Schumann and the cello: we may think of the fine, late and rhapsodic Cello Concerto, or the lighter Stücke im Volkston, much beloved of cello students this past century and a half. But here is something different: songs, piano works – including the complete Kinderszenen cycle – and the Second Violin Sonata, all arranged for cello and piano.
The arrangements were made by Friedrich Grützmacher, that indefatigable populariser of the cello in mid-19th-century Germany and tireless appropriater and editor of other men’s music for the cello at a time when his instrument had to get by on precious few original pieces – the Vivaldi concertos, for example, were still stuck in Venetian libraries and would stay there for another century. But Grützmacher edited the Bach Cello Suites, the Haydn Concertos and pieces by Boccherini, to make them better known, and indeed to adapt them to 19th-century ways of doing things. He it was, also who gave the first performance of the Stücke im Volkston.

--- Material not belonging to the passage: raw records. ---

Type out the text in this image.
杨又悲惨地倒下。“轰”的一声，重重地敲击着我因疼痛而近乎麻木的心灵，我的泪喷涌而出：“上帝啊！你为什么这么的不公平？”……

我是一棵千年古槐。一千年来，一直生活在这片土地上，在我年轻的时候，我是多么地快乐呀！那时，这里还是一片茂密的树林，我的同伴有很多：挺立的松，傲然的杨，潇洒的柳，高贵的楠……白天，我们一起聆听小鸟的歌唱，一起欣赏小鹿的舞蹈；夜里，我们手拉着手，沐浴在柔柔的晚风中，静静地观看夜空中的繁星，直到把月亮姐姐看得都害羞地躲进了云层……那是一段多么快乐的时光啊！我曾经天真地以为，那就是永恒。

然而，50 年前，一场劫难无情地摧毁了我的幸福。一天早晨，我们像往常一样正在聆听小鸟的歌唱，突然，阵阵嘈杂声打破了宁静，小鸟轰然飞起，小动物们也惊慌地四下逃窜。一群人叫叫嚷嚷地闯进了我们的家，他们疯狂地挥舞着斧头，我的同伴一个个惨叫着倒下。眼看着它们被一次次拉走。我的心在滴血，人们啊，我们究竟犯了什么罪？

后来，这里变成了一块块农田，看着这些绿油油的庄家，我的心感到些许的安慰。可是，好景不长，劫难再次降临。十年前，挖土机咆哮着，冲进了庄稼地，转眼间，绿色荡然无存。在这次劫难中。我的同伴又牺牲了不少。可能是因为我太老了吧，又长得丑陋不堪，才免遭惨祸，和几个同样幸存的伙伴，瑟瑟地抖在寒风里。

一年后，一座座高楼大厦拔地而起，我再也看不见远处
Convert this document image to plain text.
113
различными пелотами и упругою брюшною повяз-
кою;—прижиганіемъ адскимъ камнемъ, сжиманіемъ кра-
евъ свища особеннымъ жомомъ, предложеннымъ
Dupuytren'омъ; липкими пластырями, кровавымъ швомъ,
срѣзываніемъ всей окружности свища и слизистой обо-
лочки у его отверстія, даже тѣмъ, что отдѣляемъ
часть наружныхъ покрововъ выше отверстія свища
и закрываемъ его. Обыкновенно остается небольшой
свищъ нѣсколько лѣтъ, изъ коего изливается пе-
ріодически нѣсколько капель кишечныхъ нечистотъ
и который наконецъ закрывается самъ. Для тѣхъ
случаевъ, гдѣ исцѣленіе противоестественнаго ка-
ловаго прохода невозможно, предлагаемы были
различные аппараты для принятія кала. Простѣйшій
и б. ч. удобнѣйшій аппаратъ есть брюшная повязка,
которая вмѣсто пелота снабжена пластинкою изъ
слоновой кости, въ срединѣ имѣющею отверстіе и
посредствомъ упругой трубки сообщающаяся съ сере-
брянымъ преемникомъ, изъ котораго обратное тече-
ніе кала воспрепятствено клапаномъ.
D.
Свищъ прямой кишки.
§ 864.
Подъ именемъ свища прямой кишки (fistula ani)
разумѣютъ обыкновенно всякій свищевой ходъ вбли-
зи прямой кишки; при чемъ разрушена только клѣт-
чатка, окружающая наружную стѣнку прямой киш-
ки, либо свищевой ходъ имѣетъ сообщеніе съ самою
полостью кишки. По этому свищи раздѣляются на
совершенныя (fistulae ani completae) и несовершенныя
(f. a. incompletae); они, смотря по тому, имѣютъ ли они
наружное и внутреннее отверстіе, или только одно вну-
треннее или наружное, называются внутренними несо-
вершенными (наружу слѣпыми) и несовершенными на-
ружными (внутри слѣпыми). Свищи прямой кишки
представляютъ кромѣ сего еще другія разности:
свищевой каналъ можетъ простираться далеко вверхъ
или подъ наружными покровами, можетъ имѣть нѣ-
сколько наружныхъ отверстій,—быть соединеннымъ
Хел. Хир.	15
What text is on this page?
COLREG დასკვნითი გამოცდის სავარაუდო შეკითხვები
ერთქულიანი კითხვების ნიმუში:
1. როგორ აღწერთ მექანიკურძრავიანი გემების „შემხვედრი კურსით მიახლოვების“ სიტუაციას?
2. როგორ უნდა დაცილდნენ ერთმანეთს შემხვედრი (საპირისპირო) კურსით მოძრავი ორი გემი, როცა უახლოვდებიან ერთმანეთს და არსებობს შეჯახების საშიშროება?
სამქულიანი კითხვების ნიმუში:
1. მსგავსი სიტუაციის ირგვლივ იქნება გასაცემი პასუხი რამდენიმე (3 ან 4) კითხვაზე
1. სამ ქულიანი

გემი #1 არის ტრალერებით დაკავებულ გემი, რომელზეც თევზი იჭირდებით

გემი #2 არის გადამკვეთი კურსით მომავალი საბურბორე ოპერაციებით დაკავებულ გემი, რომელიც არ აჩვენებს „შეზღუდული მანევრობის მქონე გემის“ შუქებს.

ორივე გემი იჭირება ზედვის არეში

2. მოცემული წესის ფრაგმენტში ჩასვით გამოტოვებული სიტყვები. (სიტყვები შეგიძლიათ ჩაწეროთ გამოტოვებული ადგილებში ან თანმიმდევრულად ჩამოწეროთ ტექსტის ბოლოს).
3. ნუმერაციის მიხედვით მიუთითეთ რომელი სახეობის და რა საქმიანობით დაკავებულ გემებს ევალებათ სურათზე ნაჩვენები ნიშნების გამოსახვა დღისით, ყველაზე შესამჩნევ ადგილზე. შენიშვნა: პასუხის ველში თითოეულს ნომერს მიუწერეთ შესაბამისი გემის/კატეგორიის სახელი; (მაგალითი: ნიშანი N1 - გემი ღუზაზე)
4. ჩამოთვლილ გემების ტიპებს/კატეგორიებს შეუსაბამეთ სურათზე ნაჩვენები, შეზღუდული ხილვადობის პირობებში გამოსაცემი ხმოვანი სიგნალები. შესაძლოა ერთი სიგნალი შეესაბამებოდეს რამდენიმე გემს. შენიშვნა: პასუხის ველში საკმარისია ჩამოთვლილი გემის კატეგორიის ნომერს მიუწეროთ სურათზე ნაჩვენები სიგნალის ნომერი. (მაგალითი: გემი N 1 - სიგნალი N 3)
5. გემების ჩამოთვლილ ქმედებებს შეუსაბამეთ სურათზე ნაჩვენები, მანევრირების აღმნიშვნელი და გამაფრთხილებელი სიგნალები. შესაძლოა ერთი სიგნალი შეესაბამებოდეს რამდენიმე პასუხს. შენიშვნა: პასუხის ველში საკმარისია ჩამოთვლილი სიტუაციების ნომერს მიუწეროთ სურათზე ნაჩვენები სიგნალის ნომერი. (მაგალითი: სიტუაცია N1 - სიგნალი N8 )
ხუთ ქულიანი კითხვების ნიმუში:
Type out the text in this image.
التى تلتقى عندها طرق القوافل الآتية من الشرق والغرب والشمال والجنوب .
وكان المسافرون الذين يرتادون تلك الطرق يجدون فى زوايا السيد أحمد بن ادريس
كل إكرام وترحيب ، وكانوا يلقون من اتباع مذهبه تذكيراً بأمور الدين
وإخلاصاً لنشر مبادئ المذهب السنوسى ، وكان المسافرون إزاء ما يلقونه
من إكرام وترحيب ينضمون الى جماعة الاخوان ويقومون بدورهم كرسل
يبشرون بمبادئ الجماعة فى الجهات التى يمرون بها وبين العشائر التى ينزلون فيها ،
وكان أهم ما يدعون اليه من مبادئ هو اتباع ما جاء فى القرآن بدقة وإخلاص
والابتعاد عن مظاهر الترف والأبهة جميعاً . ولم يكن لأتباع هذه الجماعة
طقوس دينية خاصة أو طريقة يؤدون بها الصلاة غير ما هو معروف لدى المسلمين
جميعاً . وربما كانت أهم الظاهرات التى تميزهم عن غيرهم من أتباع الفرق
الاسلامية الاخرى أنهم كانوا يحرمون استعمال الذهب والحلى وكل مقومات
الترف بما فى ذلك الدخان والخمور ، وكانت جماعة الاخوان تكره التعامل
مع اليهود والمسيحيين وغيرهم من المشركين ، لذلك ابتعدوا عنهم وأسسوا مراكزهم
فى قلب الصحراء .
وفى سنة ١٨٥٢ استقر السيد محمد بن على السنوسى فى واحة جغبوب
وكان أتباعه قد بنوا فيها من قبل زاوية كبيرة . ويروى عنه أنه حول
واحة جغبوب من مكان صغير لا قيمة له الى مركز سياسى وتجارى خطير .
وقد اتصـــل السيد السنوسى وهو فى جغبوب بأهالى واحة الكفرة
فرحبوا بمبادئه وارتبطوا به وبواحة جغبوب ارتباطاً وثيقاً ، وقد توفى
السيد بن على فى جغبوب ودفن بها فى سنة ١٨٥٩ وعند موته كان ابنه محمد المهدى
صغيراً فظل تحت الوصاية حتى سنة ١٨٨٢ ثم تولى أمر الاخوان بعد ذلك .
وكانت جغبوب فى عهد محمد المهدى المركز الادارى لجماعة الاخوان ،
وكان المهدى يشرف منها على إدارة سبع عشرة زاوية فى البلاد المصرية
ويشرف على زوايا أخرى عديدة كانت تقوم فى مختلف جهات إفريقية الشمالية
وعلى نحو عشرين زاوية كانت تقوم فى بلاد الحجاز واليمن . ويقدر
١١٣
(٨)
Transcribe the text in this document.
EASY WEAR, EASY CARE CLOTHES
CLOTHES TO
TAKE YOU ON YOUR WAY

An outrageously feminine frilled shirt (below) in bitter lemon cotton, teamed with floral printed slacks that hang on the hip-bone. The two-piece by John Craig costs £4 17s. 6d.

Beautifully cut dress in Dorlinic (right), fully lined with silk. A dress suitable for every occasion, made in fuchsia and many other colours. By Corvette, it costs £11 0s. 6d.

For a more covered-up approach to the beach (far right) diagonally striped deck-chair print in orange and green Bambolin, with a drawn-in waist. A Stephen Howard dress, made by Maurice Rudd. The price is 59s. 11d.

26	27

No such problems of era exist with these Schumann arrangements, which vary from comparatively straight transcription (in the case of the Second Violin Sonata) to thoroughgoing and imaginative realisation, in the case of Kinderszenen. Grützmacher shows that these pieces may happily belong to the cello, and even gain a certain mellow charm thereby, especially when played, as they are here, by a young performer of ardent and thoughtful sympathy.